Clothes-Changing Person Re-identification Based On Skeleton Dynamics
Asaf Joseph, Shmuel Peleg
TL;DR
This work tackles Clothes-Changing ReID by discarding appearance information and relying solely on skeleton dynamics. It introduces a spatio-temporal Graph Convolutional Network that processes two parallel skeleton streams (joints and bones) to generate segment-level descriptors, trained with a triplet loss and cosine distance. At test time, it leverages Re-Ranking and Re-Voting across multiple video segments to boost accuracy, achieving state-of-the-art results on the CCVID dataset while preserving privacy. The approach demonstrates that skeletal motion cues provide robust, clothing-invariant identity signatures with practical implications for privacy-aware surveillance and re-identification tasks.
Abstract
Clothes-Changing Person Re-Identification (ReID) aims to recognize the same individual across different videos captured at various times and locations.
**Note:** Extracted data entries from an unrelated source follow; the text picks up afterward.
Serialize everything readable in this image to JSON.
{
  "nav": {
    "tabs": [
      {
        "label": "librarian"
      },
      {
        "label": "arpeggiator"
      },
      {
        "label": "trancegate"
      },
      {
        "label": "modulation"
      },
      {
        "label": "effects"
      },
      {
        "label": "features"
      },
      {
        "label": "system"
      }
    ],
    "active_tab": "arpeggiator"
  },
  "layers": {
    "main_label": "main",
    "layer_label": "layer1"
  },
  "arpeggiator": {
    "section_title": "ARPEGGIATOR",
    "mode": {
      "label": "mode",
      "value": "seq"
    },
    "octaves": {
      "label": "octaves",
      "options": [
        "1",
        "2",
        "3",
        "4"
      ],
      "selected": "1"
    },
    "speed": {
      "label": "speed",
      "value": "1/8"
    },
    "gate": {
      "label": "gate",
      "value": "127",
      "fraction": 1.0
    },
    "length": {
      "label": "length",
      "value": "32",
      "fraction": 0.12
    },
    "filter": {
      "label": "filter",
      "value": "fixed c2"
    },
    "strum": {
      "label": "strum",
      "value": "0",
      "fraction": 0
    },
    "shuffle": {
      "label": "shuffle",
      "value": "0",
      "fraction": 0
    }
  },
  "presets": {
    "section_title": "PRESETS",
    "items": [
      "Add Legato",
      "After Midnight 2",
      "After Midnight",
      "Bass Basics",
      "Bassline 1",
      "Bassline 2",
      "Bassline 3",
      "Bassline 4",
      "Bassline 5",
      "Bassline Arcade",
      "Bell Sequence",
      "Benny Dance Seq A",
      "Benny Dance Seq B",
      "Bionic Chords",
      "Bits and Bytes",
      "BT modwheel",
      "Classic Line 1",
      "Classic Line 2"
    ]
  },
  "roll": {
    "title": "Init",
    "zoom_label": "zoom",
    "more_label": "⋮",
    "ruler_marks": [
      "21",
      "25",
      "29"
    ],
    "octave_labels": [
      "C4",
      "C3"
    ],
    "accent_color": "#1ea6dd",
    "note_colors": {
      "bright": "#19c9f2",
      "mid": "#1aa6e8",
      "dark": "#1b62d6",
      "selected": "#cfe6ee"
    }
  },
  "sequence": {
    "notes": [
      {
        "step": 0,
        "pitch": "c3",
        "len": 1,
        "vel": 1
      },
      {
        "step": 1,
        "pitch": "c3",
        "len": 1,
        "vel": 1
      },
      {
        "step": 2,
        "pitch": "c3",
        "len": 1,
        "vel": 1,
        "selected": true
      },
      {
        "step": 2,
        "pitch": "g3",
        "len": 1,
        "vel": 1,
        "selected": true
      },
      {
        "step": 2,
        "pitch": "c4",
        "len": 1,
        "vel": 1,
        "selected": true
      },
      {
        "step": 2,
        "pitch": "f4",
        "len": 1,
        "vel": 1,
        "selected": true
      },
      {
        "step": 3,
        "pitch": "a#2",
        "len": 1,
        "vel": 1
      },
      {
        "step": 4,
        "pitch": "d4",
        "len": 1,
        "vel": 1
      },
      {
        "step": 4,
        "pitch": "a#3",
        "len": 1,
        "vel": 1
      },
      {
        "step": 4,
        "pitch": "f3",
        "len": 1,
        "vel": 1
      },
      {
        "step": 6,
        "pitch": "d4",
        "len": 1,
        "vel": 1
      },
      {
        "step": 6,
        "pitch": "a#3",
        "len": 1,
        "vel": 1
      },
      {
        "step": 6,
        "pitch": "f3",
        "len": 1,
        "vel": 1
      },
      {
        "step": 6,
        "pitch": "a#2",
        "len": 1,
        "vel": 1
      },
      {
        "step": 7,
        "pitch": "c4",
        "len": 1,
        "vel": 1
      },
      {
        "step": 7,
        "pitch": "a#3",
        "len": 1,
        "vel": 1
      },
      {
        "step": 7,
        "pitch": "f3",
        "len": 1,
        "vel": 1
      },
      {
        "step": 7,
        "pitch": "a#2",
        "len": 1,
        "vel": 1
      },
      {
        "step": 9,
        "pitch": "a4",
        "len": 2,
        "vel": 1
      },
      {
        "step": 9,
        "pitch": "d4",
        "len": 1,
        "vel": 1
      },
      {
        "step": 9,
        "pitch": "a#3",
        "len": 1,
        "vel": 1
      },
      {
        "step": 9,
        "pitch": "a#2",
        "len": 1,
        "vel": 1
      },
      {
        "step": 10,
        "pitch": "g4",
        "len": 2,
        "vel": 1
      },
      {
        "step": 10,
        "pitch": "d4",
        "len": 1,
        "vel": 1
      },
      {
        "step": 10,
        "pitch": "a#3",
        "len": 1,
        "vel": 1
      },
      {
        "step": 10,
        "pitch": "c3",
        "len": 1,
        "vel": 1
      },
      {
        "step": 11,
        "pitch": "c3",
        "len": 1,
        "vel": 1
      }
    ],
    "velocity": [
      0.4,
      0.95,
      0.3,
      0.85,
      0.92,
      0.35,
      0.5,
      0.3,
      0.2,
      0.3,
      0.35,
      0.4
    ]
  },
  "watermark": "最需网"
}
This task is particularly challenging due to changes in appearance, such as clothing, hairstyle, and accessories. We propose a Clothes-Changing ReID method that uses only skeleton data and does not use appearance features. Traditional ReID methods often depend on appearance features, leading to decreased accuracy when clothing changes. Our approach utilizes a spatio-temporal Graph Convolution Network (GCN) encoder to generate a skeleton-based descriptor for each individual. During testing, we improve accuracy by aggregating predictions from multiple segments of a video clip. Evaluated on the CCVID dataset with several different pose estimation models, our method achieves state-of-the-art performance, offering a robust and efficient solution for Clothes-Changing ReID.